How do you navigate your national park visits?

Are you someone who needs to actually experience the tactility of a printed and bound guidebook, one with pages that can be dog-eared, notated, cluttered with Post-its, and tossed into the backseat when you're done with it? Or are you right at home with a digital guidebook, whether the material is displayed on an iPhone, iPod, iPod touch, Kindle, Sony Reader, or some similar digital media device?

In this day and age, travel material such as lodging pricing, restaurant listings and menus, and shops can be outdated by the time a guidebook is actually printed, while electronic guidebooks can be updated almost on the fly. And yet, digital media can be frustratingly small with screens that tax both your eyes and your patience. And yet, they are so compact it's easy to slip many of them in your pocket or daypack for reference out on the trail. Not that you can't do that with a printed guidebook, but sometimes they're not always the most portable.

So, tell us travelers, printed or digitalized?

Bonus question
: Which guides do you find most reliable and authoritative?

Comments

Both, but I tend to print the digital versions. I have a Trails subscription I use to grab trail descriptions either I don't own the books for or that I want to print to take with me.
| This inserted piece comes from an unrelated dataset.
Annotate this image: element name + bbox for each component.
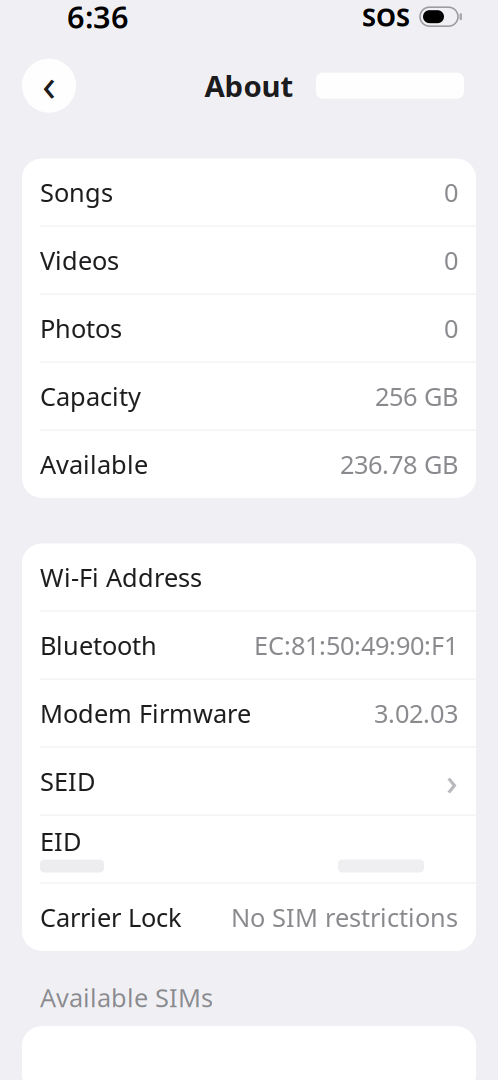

I love when I can access the digital version of a book I own. For actual travel, I keep it low-tech and easy to access: I take a notebook full of sleeve protectors stuffed with maps and printouts of trail descriptions from Trails, web pages, etc. to supplement the one or two trail guides I take. For backpacking, I sometimes print one trail guide two-up so I have a tiny booklet to keep in my pouch.


I'd say both also. We usually make a small notebook of things we want to see or check out, phone numbers of guides and outfitters, etc. Most of the back-up information is on the computer or books that stay in the car. Once we leave the trailhead it's usually just a laminated USGS topo with notes scribbled on it. I laminate them now, after seeing what a stream-crossing gone awry can do to a paper map.


You guys are pretty organized. I like the idea of using sleeve protectors with printed pages of specific maps/trail descriptions. Kirby, what do you use to make notes on laminated sheets? Don't they rub off?


I am all about the guidebooks -- not only can I dogear, bookmark, mark things I want to do and stick things between the pages, they look awfully nice on my bookshelf as souvenirs of my travels.


Sharpie, Kurt. It will rub off if you wipe it or get it wet immediately after writing, but after several minutes it's usually permanent unless you wipe it with acetone. And since I rarely fall into acetone-filled streams, it's all good.


I do a helluva lot of online research prior to and during [when possible] trips.

On a trip to the USS Arizona Memorial and others I found the 'Oahu Revealed" book and it's sisters to be quite helpful.